Photoemission of transition metal dichalcogenides and battery materials

Transition metal dichalcogenides (TMDs) are an emerging class of materials that are akin to graphene, but in many ways more useful as they provide a non-zero bandgap. They have interesting structural and electronic properties that make them very attractive for a range of applications including photovoltaics, battery anodes, transistors and sensors [1]. Similar to graphite, these are two-dimensional layered materials having the chemical composition MX2 (M=transition metal like Mo, W, Nb, Ta, Re etc and X=S, Se, Te), with a hexagonal microstructure similar to graphene. The hexagonally close-packed sheet of transition metal atoms is sandwiched between two sheets of chalcogen atoms forming a slab. The electronic properties range from metallic to semiconducting, and native defects such as chalcogenide or metal vacancies can be used to make the semiconducting TMDs n-type or p-type. Similarly, other electronic properties, such as band gap and workfunction can be tailored depending on the number of slabs [1].
The PhD project is multifaceted with a view to understanding how these materials work in energy conversion as well as storage devices. The idea initially is to investigate the bulk and surface properties of pristine thin films of TMDs using a variety of techniques in order to get both physical and electronic characterization. Primarily photoemission, both using laboratory based monochromated x-ray photoemission (XPS), and synchrotron-based high energy photoemission (HAXPES), will be used to probe the electronic structure of exfoliated TMDs. This method of using different energy PES allows the exploitation of the mean free path of electrons to probe different depth of the material, thus allowing the electronic structure of occupied states to be determined both of the bulk as well as near surface region of the TMDs. These measurements will be compared with density functional calculations performed in collaboration with colleagues from UCL. These measurements will be complimented by other standard optical techniques such as Raman and UV-Vis spectroscopy.
The inter-slab spacing in TMDs is larger than in graphite, providing large channels for ion intercalation and strain relief, leading to enhanced cyclic stability and capacity, making TMDs attractive for practical battery anode design. Due to such layered structure of TMDs they are increasingly considered as electrode materials for Li ion batteries. Li-ion batteries are used in our everyday electronics and have allowed for the success in electric vehicles [2]. Here, the idea is to first investigate the charge compensation mechanisms of Li-rich rock salt oxides using HAXPES and XPS. This will give insight into the different mechanisms that may occur at the surface and deeper into the bulk. These measurements will then be extended with the battery material supported on TMDs, in order to investigate the electronic properties at the interface of these materials.
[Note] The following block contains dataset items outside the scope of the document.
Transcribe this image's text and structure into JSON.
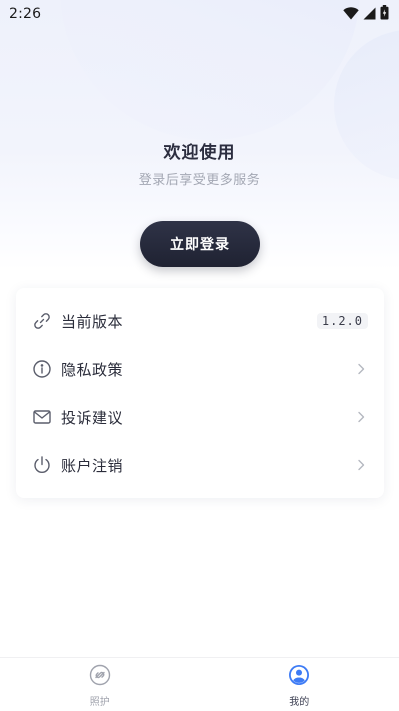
{
  "status_bar": {
    "time": "2:26",
    "icons": [
      "wifi-icon",
      "signal-icon",
      "battery-icon"
    ]
  },
  "welcome": {
    "title": "欢迎使用",
    "subtitle": "登录后享受更多服务"
  },
  "login_button": {
    "label": "立即登录"
  },
  "menu": {
    "items": [
      {
        "icon": "link-icon",
        "label": "当前版本",
        "value": "1.2.0"
      },
      {
        "icon": "info-icon",
        "label": "隐私政策"
      },
      {
        "icon": "mail-icon",
        "label": "投诉建议"
      },
      {
        "icon": "power-icon",
        "label": "账户注销"
      }
    ]
  },
  "tab_bar": {
    "tabs": [
      {
        "icon": "care-icon",
        "label": "照护",
        "active": false
      },
      {
        "icon": "profile-icon",
        "label": "我的",
        "active": true
      }
    ]
  },
  "colors": {
    "accent": "#3d7bf5",
    "button_dark": "#262a3b",
    "text_primary": "#2a2c3a",
    "text_secondary": "#a3a7b3"
  }
}
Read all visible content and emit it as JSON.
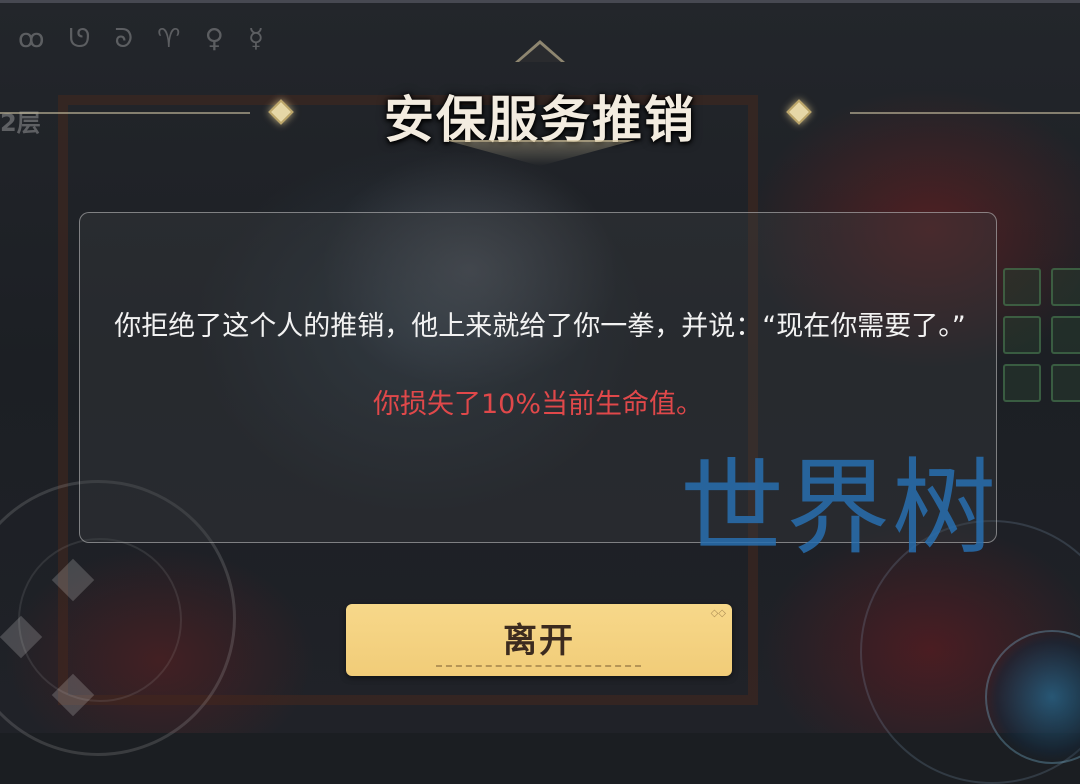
{
  "hud": {
    "floor_label": "2层",
    "runes": "ꝏ ᘎ ᘐ ♈ ♀ ☿"
  },
  "event": {
    "title": "安保服务推销",
    "message": "你拒绝了这个人的推销，他上来就给了你一拳，并说：“现在你需要了。”",
    "penalty": "你损失了10%当前生命值。",
    "penalty_color": "#e0484a"
  },
  "leave_button": {
    "label": "离开"
  },
  "watermark": {
    "text": "世界树"
  },
  "colors": {
    "button_fill": "#f3d17f",
    "title_text": "#f3ece0",
    "watermark": "#286eaf"
  }
}
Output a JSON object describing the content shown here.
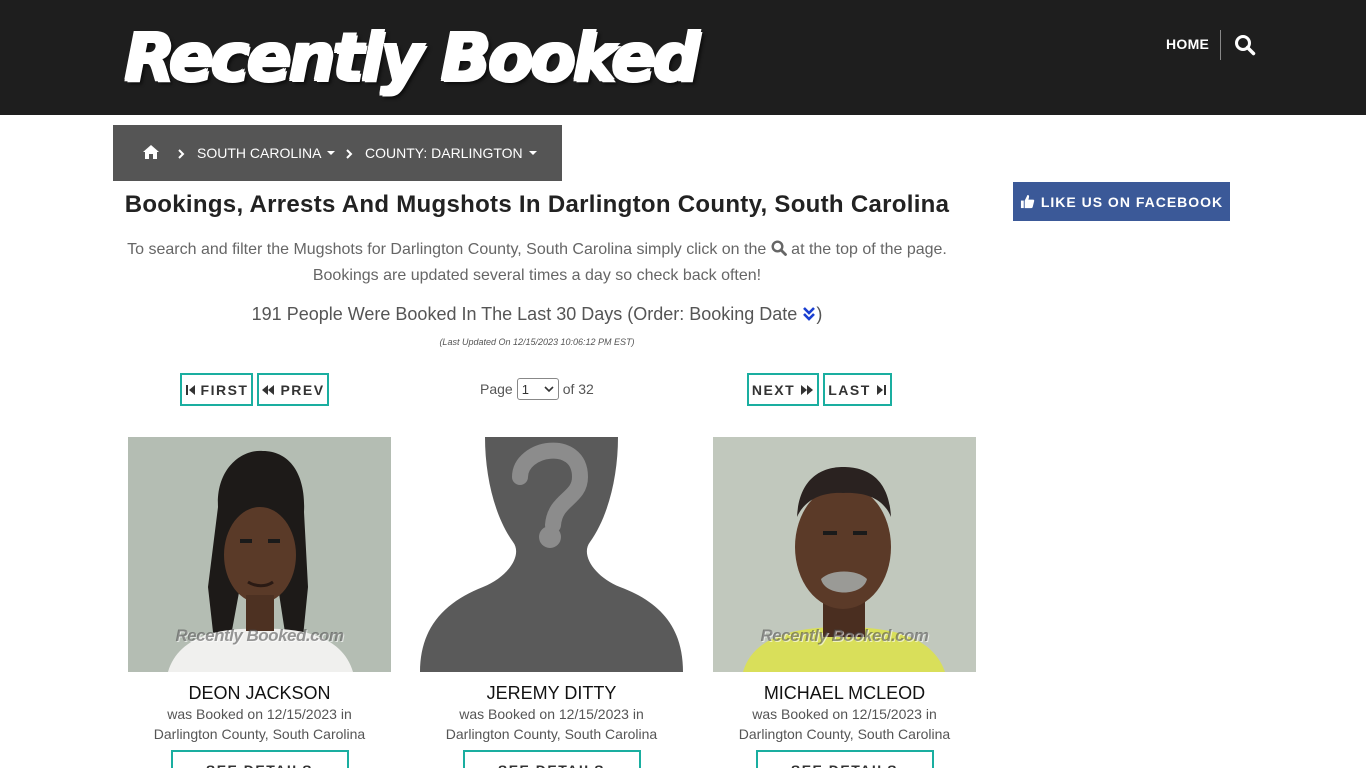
{
  "header": {
    "logo_text": "Recently Booked",
    "nav_home": "HOME",
    "search_icon": "search-icon"
  },
  "breadcrumb": {
    "home_icon": "home-icon",
    "items": [
      {
        "label": "SOUTH CAROLINA"
      },
      {
        "label": "COUNTY: DARLINGTON"
      }
    ]
  },
  "facebook": {
    "label": "LIKE US ON FACEBOOK",
    "icon": "thumbs-up-icon",
    "color": "#3b5998"
  },
  "main": {
    "title": "Bookings, Arrests And Mugshots In Darlington County, South Carolina",
    "intro_before": "To search and filter the Mugshots for Darlington County, South Carolina simply click on the",
    "intro_after": "at the top of the page. Bookings are updated several times a day so check back often!",
    "count_text": "191 People Were Booked In The Last 30 Days (Order: Booking Date",
    "count_close": ")",
    "updated": "(Last Updated On 12/15/2023 10:06:12 PM EST)"
  },
  "pagination": {
    "first": "FIRST",
    "prev": "PREV",
    "next": "NEXT",
    "last": "LAST",
    "page_label": "Page",
    "current_page": "1",
    "of_label": "of 32",
    "accent": "#1aaea0"
  },
  "cards": [
    {
      "name": "DEON JACKSON",
      "line1": "was Booked on 12/15/2023 in",
      "line2": "Darlington County, South Carolina",
      "watermark": "Recently Booked.com",
      "button": "SEE DETAILS"
    },
    {
      "name": "JEREMY DITTY",
      "line1": "was Booked on 12/15/2023 in",
      "line2": "Darlington County, South Carolina",
      "watermark": "",
      "button": "SEE DETAILS"
    },
    {
      "name": "MICHAEL MCLEOD",
      "line1": "was Booked on 12/15/2023 in",
      "line2": "Darlington County, South Carolina",
      "watermark": "Recently Booked.com",
      "button": "SEE DETAILS"
    }
  ]
}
[1] W. Choi et al, "Recent development of two-dimensional transition metal dichalcogenides and their applications", Materials Today, 20 (2017), 3.

[2] Y. Zhang et al, "Direct observation of the transition from indirect to direct bandgap in atomically thin epitaxial MoSe2", Nature Nanotechnology, 9 (2014).

[3] J. B. Goodenough and K.-S. Park, "The li-ion rechargeable battery: A perspective," Journal of the American Chemical Society, 135, (2013), 4.